In the mausoleum shadow, eye-mopping mother, O Mary,
married to the carpenter, living in alienation in an unfurnished studio, cable wheels for
chairs, wine crates for bookshelves, bare floors and tools underfoot,
no fun, this life, whether kid-encumbered or (now) kid-less and lonely,
no husband around when your only child is executed, carpenter Joe, a typical Joe, too
busy to show up in the Stations or on the holy cards,
O full of grace and all-loving what never loved back,
for his love was for the forest and not the trees, it was global, not local,
tell me

whose Kleenex, Mar’, whose tissues, whose bright black pumps,
whose missal, whose limo, whose purse, whose dress, whose compact,
whose mother when you become that macabre Other, a Virgin Mother,
whose black death suit, whom sue and who to press the suit?

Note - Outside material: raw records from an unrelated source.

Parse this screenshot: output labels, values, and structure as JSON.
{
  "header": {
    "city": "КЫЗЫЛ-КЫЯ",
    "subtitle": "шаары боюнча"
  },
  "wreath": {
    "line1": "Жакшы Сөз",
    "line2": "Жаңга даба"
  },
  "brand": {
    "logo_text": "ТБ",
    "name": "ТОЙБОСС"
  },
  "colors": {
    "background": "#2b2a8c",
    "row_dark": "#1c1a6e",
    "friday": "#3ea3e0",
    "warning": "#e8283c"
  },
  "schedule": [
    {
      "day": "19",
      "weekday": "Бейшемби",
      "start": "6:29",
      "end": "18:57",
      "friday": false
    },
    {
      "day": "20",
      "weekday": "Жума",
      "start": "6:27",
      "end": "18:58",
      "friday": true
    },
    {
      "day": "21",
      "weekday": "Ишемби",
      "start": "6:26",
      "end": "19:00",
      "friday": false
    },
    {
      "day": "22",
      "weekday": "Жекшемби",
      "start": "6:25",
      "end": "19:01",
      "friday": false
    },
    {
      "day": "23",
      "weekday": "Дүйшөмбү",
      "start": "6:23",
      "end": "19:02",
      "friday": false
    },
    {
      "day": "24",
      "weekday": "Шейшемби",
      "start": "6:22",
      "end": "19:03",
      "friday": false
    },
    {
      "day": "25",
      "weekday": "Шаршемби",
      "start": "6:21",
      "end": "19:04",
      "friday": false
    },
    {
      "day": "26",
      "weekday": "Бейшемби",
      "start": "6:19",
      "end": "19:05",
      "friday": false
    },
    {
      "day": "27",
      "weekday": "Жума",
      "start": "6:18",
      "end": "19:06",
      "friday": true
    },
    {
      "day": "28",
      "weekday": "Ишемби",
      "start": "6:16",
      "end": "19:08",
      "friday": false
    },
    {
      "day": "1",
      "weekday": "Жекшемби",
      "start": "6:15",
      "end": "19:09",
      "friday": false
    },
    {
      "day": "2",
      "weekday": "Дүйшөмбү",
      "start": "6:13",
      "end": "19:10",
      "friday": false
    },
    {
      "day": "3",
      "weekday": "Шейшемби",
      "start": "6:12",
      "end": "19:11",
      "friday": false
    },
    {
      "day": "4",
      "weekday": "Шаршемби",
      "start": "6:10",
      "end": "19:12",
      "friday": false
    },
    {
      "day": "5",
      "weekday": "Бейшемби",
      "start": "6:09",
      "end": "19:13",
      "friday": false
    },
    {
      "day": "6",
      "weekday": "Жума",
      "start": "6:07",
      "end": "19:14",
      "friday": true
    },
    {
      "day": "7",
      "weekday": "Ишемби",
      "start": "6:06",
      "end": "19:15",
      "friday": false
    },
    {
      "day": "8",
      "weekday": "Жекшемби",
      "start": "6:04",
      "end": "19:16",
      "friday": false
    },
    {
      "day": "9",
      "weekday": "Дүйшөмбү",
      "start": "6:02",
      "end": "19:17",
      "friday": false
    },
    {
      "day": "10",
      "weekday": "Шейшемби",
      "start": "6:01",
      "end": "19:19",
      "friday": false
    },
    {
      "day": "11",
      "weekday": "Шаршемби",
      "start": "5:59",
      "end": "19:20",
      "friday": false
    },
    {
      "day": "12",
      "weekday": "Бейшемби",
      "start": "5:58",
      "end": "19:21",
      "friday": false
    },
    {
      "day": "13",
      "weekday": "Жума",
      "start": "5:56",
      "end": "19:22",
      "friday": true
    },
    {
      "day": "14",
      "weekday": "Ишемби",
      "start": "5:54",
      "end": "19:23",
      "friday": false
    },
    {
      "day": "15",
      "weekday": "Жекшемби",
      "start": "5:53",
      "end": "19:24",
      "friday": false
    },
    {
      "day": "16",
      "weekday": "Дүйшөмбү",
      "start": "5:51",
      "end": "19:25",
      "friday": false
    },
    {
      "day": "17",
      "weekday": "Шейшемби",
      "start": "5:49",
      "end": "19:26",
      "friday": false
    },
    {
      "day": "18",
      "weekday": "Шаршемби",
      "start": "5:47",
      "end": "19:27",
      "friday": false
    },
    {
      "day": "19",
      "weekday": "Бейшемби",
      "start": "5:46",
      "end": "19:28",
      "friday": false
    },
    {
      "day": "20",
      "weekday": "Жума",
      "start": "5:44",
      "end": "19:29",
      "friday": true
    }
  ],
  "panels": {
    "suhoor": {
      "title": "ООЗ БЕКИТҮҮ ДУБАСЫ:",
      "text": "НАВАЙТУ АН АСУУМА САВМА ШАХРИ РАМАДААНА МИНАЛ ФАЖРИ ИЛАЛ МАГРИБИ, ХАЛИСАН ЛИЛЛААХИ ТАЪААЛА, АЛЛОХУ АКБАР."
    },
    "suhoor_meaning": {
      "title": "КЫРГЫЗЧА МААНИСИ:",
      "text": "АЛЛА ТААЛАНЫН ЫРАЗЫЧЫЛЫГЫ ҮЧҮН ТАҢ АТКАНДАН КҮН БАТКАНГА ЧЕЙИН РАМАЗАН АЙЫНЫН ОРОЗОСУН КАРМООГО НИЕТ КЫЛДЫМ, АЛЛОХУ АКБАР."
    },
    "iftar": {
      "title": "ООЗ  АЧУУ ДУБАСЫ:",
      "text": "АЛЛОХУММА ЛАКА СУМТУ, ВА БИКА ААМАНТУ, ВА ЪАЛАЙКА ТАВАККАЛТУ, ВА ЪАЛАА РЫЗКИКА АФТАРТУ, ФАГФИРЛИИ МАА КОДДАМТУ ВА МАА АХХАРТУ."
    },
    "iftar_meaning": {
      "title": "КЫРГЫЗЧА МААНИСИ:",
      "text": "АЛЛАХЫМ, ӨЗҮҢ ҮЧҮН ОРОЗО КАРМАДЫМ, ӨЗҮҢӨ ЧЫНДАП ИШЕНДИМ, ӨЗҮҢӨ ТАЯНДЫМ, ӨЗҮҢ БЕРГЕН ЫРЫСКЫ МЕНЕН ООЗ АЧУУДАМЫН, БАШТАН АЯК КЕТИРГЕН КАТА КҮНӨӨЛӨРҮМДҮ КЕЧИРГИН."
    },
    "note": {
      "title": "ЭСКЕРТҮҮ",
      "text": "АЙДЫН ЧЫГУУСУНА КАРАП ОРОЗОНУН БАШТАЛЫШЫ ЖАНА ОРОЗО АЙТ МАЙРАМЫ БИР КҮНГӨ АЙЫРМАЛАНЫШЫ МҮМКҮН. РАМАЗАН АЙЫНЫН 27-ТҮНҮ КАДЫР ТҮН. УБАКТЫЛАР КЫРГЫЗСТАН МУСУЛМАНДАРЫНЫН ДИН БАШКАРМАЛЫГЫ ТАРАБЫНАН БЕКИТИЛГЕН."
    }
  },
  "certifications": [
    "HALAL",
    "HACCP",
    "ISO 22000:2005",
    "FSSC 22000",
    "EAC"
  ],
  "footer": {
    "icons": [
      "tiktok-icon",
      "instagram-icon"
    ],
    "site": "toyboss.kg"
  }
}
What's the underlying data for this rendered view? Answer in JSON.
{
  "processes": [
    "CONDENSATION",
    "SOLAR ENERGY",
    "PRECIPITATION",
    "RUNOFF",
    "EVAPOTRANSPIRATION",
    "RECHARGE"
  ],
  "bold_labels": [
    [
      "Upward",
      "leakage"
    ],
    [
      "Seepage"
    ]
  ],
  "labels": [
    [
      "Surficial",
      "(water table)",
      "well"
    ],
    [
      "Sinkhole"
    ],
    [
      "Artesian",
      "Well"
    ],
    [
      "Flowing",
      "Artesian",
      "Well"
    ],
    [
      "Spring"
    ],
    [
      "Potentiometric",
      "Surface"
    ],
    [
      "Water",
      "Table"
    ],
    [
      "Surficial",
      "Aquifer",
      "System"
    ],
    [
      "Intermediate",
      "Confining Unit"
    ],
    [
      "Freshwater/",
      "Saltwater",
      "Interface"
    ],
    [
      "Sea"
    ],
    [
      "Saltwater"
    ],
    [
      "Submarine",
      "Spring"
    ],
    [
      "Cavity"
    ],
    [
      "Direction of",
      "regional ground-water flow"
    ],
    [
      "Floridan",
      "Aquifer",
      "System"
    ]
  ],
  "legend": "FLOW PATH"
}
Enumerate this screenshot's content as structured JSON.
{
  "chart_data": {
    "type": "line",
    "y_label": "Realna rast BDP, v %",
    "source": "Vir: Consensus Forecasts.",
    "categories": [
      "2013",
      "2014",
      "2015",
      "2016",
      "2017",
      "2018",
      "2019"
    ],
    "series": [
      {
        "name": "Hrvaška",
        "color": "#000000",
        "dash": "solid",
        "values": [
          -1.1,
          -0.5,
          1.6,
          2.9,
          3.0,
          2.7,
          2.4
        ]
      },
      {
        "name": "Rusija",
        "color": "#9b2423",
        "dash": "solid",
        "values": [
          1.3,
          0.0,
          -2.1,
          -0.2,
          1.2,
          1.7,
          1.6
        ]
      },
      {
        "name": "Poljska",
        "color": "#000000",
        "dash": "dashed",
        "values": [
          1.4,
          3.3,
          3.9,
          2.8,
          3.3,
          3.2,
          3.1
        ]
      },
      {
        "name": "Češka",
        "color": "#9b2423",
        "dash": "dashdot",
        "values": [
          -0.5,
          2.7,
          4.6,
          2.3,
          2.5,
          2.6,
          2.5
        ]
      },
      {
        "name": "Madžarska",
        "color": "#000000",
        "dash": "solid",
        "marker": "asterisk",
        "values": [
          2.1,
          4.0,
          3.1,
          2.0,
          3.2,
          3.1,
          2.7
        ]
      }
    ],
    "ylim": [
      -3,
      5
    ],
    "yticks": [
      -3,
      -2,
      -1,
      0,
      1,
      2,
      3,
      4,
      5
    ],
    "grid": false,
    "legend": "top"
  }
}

Behold the phone-pointers, hangers-on fanning themselves with mass cards, behold the
pants suits and pinstripes,
funeral director hand-rubbing and converging, handing out maps to Holy Cross,
relatives queuing for the final rose-chuck, four pall bearers, two cousins and two
strangers with beefy shoulders, bursting out of their suits, lifting shovels,
a fist of earth on each shiny tongue,
behold the drivers whispering Where are his [expletive] friends, where’s his old man,
smell the mix of diesel and honeysuckle, stale aromatics trapped in the limos, and
remember the sexual odor of newly cut grass,
that kid, somebody’s nephew, with earbuds leaning on the new headstone,
that hammer-knife parked in the distance, the driver having a smoke, chin in his palm

PATER NOSTER

—after Prévert

Our Father That art in Heaven
Stay there
Who are the power and the glory etcetera
We’re fine
You and your so-called heaven
We don’t need your help
Once you’ve seen Paris or New York or even Vegas
Heaven is ho-hum
Once you have lived in a body, had mumps, extractions
Credits and debits
Good and bad
No need for fatwas and bulls and your Ten Negations
Paradise is so Disney
The Fall was the best thing ever next to
Leaning on the rail of the boardwalk
Eating popcorn taking pictures sweating
Her beside me
We are wild fallen and miserable
We have fallen into ourselves
The one I see
Green eyes long limbs good mouth
Imperfect?
We are sleeping in on Sunday
Don’t make any noise

J.T. Barbarese‘s last book of poems is True Does Nothing. Forthcoming later this year is After Prévert, a translation of selected poems from Jacques Prévert’s Paroles.